They will work in a model mycobacterial system that is a “cousin” to the one that causes tuberculosis, combining the complementary expertise of the two labs and using techniques that have not been previously combined, Morita explains. Mycobacteria cause not only TB but leprosy. Doctoral students Alam García-Heredia and Ian Sparks, with postdoctoral fellow Takehiro Kado, are also part of the team.
Morita is an expert in the lipids and carbohydrate polymers that are made in the plasma membrane, a boundary that surrounds mycobacterial cells. Once these molecules are made in the plasma membrane, they become integral parts of the multi-layered cell envelope that is crucial for mycobacteria in their response against antibiotics and the human immune system. In these experiments, he and Siegrist will focus on peptidoglycan (PG), an essential component of bacterial cell walls. Siegrist is an expert in PG assembly.
As she explains, synthesis of PG precursor building blocks begins inside of the cell, in the cytoplasm, and continues in the plasma membrane. Precursors are then “flipped” across the membrane and inserted into the existing meshwork outside of the cell. The researchers point out that the optimal conditions for these steps are at odds: synthetic reactions are helped by freely moving molecules, but cell wall integrity and bacterial viability require precise precursor insertion. Together, Siegrist and Morita seek to understand the precise coordination of the membrane-bound steps of this pathway.

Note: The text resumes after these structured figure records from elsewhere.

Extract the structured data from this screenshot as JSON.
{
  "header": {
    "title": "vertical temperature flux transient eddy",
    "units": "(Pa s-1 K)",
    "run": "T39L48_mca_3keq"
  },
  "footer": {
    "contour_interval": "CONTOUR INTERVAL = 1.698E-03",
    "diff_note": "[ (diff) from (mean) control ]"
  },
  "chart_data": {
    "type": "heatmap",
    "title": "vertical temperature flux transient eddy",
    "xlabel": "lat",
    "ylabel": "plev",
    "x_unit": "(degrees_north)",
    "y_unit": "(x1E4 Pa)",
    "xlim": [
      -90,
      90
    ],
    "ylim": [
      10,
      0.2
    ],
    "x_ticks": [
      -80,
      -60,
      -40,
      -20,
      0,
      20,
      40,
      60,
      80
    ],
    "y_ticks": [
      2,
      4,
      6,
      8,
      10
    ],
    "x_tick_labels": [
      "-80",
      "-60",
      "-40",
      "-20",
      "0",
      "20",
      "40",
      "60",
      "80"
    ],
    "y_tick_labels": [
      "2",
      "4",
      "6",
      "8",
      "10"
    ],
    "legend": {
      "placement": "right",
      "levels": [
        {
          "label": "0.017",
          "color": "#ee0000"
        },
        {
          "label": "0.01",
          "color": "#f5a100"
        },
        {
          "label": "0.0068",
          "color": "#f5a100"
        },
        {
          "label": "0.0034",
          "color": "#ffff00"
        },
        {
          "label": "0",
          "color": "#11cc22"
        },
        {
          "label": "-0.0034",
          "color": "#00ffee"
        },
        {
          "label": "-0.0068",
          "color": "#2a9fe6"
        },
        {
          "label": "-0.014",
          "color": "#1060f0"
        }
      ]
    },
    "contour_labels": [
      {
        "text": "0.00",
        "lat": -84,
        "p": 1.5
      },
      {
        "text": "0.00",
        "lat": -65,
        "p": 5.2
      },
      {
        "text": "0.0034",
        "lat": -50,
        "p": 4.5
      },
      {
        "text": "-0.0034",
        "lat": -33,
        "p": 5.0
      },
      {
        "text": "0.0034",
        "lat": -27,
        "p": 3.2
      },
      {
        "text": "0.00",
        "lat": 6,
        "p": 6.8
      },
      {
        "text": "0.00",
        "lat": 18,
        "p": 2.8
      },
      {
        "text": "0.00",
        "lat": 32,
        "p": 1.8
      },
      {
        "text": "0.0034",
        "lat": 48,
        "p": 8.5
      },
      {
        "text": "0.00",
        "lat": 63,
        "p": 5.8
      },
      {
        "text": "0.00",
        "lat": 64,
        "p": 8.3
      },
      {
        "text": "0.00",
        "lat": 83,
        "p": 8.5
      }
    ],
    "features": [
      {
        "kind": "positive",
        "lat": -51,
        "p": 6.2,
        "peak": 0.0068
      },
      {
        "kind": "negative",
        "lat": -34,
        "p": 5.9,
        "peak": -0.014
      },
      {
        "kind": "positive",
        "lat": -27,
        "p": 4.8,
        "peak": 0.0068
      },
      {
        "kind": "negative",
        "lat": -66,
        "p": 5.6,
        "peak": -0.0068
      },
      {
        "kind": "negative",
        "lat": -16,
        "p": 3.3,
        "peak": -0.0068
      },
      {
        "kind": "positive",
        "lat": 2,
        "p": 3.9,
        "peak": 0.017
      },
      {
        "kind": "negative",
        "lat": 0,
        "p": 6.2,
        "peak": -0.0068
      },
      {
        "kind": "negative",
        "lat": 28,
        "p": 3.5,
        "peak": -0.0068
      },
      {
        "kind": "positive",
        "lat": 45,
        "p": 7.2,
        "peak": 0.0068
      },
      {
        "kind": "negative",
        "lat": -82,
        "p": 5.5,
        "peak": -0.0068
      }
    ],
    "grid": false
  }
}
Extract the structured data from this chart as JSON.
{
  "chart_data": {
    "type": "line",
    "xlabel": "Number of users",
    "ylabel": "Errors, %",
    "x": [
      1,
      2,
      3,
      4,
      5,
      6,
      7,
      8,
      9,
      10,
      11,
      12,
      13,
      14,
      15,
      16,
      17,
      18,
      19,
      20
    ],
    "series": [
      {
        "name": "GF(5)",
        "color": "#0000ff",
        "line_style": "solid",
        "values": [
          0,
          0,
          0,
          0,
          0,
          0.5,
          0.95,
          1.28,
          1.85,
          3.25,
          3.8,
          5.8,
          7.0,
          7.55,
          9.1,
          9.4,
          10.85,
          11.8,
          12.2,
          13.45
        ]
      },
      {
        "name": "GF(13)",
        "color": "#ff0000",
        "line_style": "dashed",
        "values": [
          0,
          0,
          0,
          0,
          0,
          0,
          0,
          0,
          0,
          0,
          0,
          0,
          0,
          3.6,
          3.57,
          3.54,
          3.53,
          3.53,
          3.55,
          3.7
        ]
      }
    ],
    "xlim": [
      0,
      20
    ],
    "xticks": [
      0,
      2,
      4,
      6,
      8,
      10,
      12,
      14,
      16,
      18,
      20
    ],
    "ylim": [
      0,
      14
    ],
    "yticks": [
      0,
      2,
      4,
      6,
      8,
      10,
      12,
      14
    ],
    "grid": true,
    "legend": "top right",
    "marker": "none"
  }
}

TB-causing mycobacteria are rod-shaped, and growth only takes place at each end, or pole, Morita says. He explains, “Cell wall synthesis is like constructing a building. Sloan can identify the building materials, which are lipid-based membrane components, and how they are put together. I can identify the workers needed, which are proteins. We’re combining our techniques to get a better picture of the whole process. Knowing the workers and what they are making, and where they are, gives us a more convincing idea of what is happening in the cell.”
He adds, “It turns out that to build a wall specifically at the poles you need teams of different kinds of workers at different locations. Some of the workers make wall-building blocks very fast, then deliver it to the guys who carefully put the block into the wall to make polar growth happen.” Further, Siegrist says, “The overall process is optimized by teamwork, and this wasn’t known before. It turns out that building the cell wall is much more complicated than anyone expected.”
She explains, “For the rest of the field, except for Yasu, it was unexpected to find that there is higher-level organization to cell wall synthesis within the membrane. Yasu laid the groundwork, by discovering that several mycobacterial cell processes take place across different regions of the plasma membrane. Now we know that these membrane domains also organize PG assembly, and we are generalizing this concept to more species.”
Many drugs, including a new class of antimicrobial peptides, have recently been shown to be able to use “focal targeting” to attack disease-causing bacteria, Morita says. “The antimicrobial peptides get into different regions of the membrane, and one of the things they mess up is cell wall synthesis. Understanding the exact mechanism might allow us to design new antimicrobial peptides that can interfere with mycobacterial membrane pathways.”
Siegrist says, “We’re excited about this. We want to know what organizes the domains themselves, and if there is a master regulator.” The two also will study mechanisms of how mycobacteria respond to the stress of being attacked by antimicrobial peptides and other membrane-perturbing chemicals.
Morita notes, “They aren’t going to just die by being exposed to these antimicrobials, they will try to tolerate and fight back because that’s in their nature over their millions of years of experience. We present a new way to kill them, and at the same time, we have to be prepared to understand exactly how they will fight back.”